Перену же, видно, было нечего терять. А может, у него вообще не было отца, который своим негативным примером мог преподать отпрыску положительный урок. Он ловко открутил молоточек и спрятал в лохмотьях. При этом болотный извращенец зацепил гонг, послышался густой и очень приятный звук: «Бу-ум».
– Повесь молоток на место, – потребовал я.
– Чего это? – Перен нахально усмехнулся. – Он мне пригодится.
– Это первый дом, который нам встретился, а ты уже успел ограбить хозяев.
– Всего-то молоток, не обеднеют, к тому же нам он нужнее… Нам пригодится оружие, еще неизвестно, кто там живет. Может, кто-нибудь жуткий…
С тех пор как мы выбрались от насильниц, мой спутник заметно оживился, его равнодушное молчание вдруг сменилось изрядной говорливостью, похоже, он приходил в себя, обретал второе рождение, меня же мучило острое чувство голода и неприязни к проклятому дрофоизвращенцу, каким мне казался этот преотвратительный Перен. Фигурка у него была довольно плотная, имелось даже отвислое брюшко, просвечивавшее белым через драную рубаху. Телосложение пленника указывало на то, что дрофы его совсем не обижали, а наоборот – лелеяли и превозносили.
Когда я проанализировал физическое состояние Перена и его функциональные позиции внутри единого сообщества дроф, мне неожиданно стало неприятно, что он так жестоко поступил с ними.
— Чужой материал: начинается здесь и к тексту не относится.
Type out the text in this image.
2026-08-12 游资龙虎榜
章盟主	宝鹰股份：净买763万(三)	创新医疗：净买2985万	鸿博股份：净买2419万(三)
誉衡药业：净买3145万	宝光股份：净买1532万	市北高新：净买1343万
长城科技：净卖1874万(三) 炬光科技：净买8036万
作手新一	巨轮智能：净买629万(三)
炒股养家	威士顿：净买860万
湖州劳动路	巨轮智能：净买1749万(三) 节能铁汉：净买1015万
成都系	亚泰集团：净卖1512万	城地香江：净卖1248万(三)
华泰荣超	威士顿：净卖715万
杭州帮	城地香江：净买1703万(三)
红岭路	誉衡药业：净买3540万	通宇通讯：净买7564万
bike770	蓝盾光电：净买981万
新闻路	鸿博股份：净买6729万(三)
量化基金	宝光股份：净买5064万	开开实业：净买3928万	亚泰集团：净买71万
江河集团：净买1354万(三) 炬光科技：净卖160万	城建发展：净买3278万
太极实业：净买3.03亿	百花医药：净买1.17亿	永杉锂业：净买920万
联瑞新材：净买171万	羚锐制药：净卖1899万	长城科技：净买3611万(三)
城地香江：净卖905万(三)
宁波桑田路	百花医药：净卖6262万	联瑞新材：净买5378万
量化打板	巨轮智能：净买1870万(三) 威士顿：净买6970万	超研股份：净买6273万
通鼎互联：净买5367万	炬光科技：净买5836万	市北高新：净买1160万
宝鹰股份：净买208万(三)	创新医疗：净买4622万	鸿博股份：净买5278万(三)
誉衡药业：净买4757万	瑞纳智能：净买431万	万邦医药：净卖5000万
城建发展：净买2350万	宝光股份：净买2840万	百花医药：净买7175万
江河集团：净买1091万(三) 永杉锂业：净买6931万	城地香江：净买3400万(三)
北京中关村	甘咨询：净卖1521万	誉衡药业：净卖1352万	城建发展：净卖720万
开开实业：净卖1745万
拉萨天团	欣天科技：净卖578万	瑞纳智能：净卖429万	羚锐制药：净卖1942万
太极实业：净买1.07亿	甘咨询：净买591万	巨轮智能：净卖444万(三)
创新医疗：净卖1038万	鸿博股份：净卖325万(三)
Мне, понятное дело, была отвратительна сама мысль о связи с этими существами, но Перен… У меня из головы никак не шла сцена на поляне с папоротником и выражение его лица, когда он совершал развратные действия с этими существами. Он, несомненно, занимался сексом с дрофами, испытывая немалое удовольствие. А когда мы уже загубили несколько сотен детишек, сгоревших в коконах, мне в голову вдруг пришла мысль, что их папашей вполне мог оказаться Давай, который с легкостью покинул армию своих поклонниц, принеся в жертву свободе собственное потомство. Меня пробрал озноб, когда я подумал о том, что Перен совсем не протестовал против убийства родных детишек!!!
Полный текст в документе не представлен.